Here are some more details about our interpretation of common tasks and how we compute their metrics. If you have different logic you use to evaluate performance, you can also provide your own custom metrics.

Object Detection

In order to offer a confusion matrix (vs just FP/TP/FN for each class), we have to consider all detection and label classes simultaneously, as opposed to considering class each individually like you might see in pycocotools and some other libraries/benchmarks.

That means we model it as a two-phased process:

  • A global matching stage (with unmatched entries implicitly matching to 'background')

  • Once we have them matched, doing standard pairwise TP/FP metrics on them, like in a typical classification task.

However, the matching phase has several interpretations, and the most "correct" one seems to vary a bit based on domain and model architecture. This is our default metrics computation logic, presented in roughly computational order:

Thresholds

We assume you're evaluating the model with some thresholds to either consider or ignore a detection. Aquarium currently supports two threshold values:

  • Confidence Threshold: A value between 0.0 and 1.0, such that all detections below the threshold will be discarded.

  • IOU Threshold: A value between 0.0 and 1.0, such that all detections whose best-match IOU to ground truth is below a threshold will be discarded.

The confidence threshold is necessary to evaluate your model as it would be deployed. The IOU threshold allows you to punish very-poorly localized detections as if the model never detected them.

Filter and Adjust Labels

Sometimes you have more information in the ground truth labels than your model tries to predict. Based on the project's label class map, we filter and/or re-classify the raw labels to match the task the model is performing.

Pairwise IOU Calculation

For each pair between the labels and detections, we compute an IOU (intersection-over-union) score between 0.0 and 1.0 for how well the geometry overlaps.

Axis Aligned Bounding Boxes use well defined IOU techniques to determine overlap.

Multi-polygon (Polygon List) type labels first takes the geometry, and attempts where necessary to fix minor geometry issues (such as bowties at corners) to make them true polygons. After that, we use the shapely library to compute the intersection and union of the two collections of polygons.

3D Cuboid type labels compute the 2D Birds-Eye View IOU. To do so, we first apply all pose transforms (rotation + translation) to the cuboid geometry, then take the X and Y components to construct a 2D polygon. We then perform the same operations as for the multi-polygon case.

Matching Logic

We first apply the confidence threshold, where we discard all inferences below that threshold.Then we match GT labels with the remaining inferences based on optimal geometry overlap / localization (typically optimizing IOU).

To properly punish multiple detections, we consider each label and inference to be "used up" based by their best-localization matching. That is, a label can only be matched to either 0 or 1 inference.

In most cases, that tends to be beneficial and more accurate to real world performance, where objects rarely perfectly overlap and false-positives are bad. In others, especially ones where false positives are not a major problem, it can be a sub-optimal metric. In these cases, we recommend you provide your own custom metric in the form of a per-frame confusion matrix.
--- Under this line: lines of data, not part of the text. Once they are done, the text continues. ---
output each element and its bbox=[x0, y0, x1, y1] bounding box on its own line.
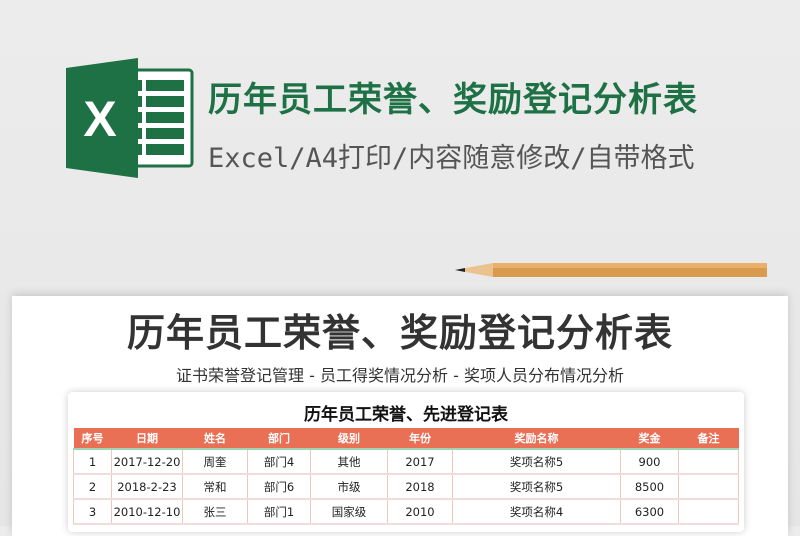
sheet-title: 历年员工荣誉、奖励登记分析表 bbox=[126, 311, 673, 355]
table-cell: 2010 bbox=[387, 498, 453, 525]
honor-table: 序号 日期 姓名 部门 级别 年份 奖励名称 奖金 备注 1 2017-12-20… bbox=[73, 428, 739, 525]
table-cell: 2017-12-20 bbox=[111, 448, 183, 475]
table-cell: 市级 bbox=[310, 473, 388, 500]
table-cell bbox=[678, 448, 739, 475]
table-cell: 奖项名称5 bbox=[452, 448, 621, 475]
table-cell: 2010-12-10 bbox=[111, 498, 183, 525]
col-header: 奖励名称 bbox=[452, 428, 621, 450]
table-cell: 1 bbox=[73, 448, 112, 475]
sheet-subtitle: 证书荣誉登记管理 - 员工得奖情况分析 - 奖项人员分布情况分析 bbox=[176, 366, 624, 385]
table-cell: 部门1 bbox=[247, 498, 311, 525]
svg-text:X: X bbox=[83, 91, 116, 147]
pencil-icon bbox=[455, 263, 767, 277]
table-cell: 奖项名称4 bbox=[452, 498, 621, 525]
table-row: 2 2018-2-23 常和 部门6 市级 2018 奖项名称5 8500 bbox=[73, 473, 739, 500]
table-cell: 2017 bbox=[387, 448, 453, 475]
col-header: 级别 bbox=[310, 428, 388, 450]
table-row: 3 2010-12-10 张三 部门1 国家级 2010 奖项名称4 6300 bbox=[73, 498, 739, 525]
table-cell: 部门4 bbox=[247, 448, 311, 475]
col-header: 年份 bbox=[387, 428, 453, 450]
table-cell: 部门6 bbox=[247, 473, 311, 500]
col-header: 日期 bbox=[111, 428, 183, 450]
table-cell: 其他 bbox=[310, 448, 388, 475]
table-cell: 2 bbox=[73, 473, 112, 500]
col-header: 序号 bbox=[73, 428, 112, 450]
excel-logo-icon: X bbox=[66, 58, 194, 178]
table-cell: 常和 bbox=[182, 473, 248, 500]
table-cell: 6300 bbox=[620, 498, 679, 525]
col-header: 备注 bbox=[678, 428, 739, 450]
header-subtitle: Excel/A4打印/内容随意修改/自带格式 bbox=[208, 143, 695, 174]
table-row: 1 2017-12-20 周奎 部门4 其他 2017 奖项名称5 900 bbox=[73, 448, 739, 475]
header-title: 历年员工荣誉、奖励登记分析表 bbox=[208, 80, 698, 120]
table-cell: 张三 bbox=[182, 498, 248, 525]
table-cell: 8500 bbox=[620, 473, 679, 500]
table-cell: 900 bbox=[620, 448, 679, 475]
table-cell bbox=[678, 498, 739, 525]
col-header: 姓名 bbox=[182, 428, 248, 450]
table-cell: 周奎 bbox=[182, 448, 248, 475]
table-header-row: 序号 日期 姓名 部门 级别 年份 奖励名称 奖金 备注 bbox=[73, 428, 739, 450]
table-cell: 3 bbox=[73, 498, 112, 525]
col-header: 部门 bbox=[247, 428, 311, 450]
table-cell: 2018-2-23 bbox=[111, 473, 183, 500]
table-cell: 国家级 bbox=[310, 498, 388, 525]
table-cell bbox=[678, 473, 739, 500]
table-title: 历年员工荣誉、先进登记表 bbox=[304, 405, 508, 425]
col-header: 奖金 bbox=[620, 428, 679, 450]
table-cell: 奖项名称5 bbox=[452, 473, 621, 500]
table-cell: 2018 bbox=[387, 473, 453, 500]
At the end of this phase, we have two arrays of equal length (commonly referred to y_true and y_pred for classification report utilities). Each array contains corresponding ground truth and inferred classes, with an implicit "background" value for when a match didn't occur.

Aggregation + Report Generation

We ultimately want to present these as f1/precision/recall reports. To do so, we first compute the confusion matrix by counting how many instances exist of a given [label_class, predicted_class] pair. If you have filters on the dataset, we will only include instances from images/frames that would be returned by that filter.

To help match behavior of common systems like pycocotools, we default to ignoring results from images/frames with no ground truth labels present -- that is, don't punish the system for correctly detecting on unlabeled data. If you know that your data is fully labeled, you can modify this behavior in the project settings.

Once we have the full confusion matrix, we can then trivially convert that into a classification report. In the case where a metric would have required dividing by zero (e.g., recall when true positives and false negatives are both zero), we treat the final metric as zero.

Confusion Matrix Queries

When clicking into a confusion matrix cell to view specific examples, we use the same logic to determine whether a label <> inference pair would have contributed to that cell of the confusion matrix.

FAQ

Why not NMS? Why a confidence threshold instead of sorting by descending confidence?

Non-Maximum Suppression (NMS) solves a similar problem of prioritizing detections based on a combination of confidence and IOU. The main reason we don't use it directly is that we assume most customers are doing NMS somewhere in their stack, and that ultimately they ship a confidence threshold.

So assuming they're going to pick some cutoffs for what they'd want to run in production, we'd want to start with a large filtering of lower-confidence first. This way we're computing metrics that resemble the final shipped product's performance, as opposed to a metric that more abstractly measures the model's generic performance.

We've seen that if your implementation already does some NMS internally, then at this point you don't care as much about the difference between 0.92 confidence and 0.85 confidence, and so would rather prioritize localization (especially in domains with lots of partial overlap).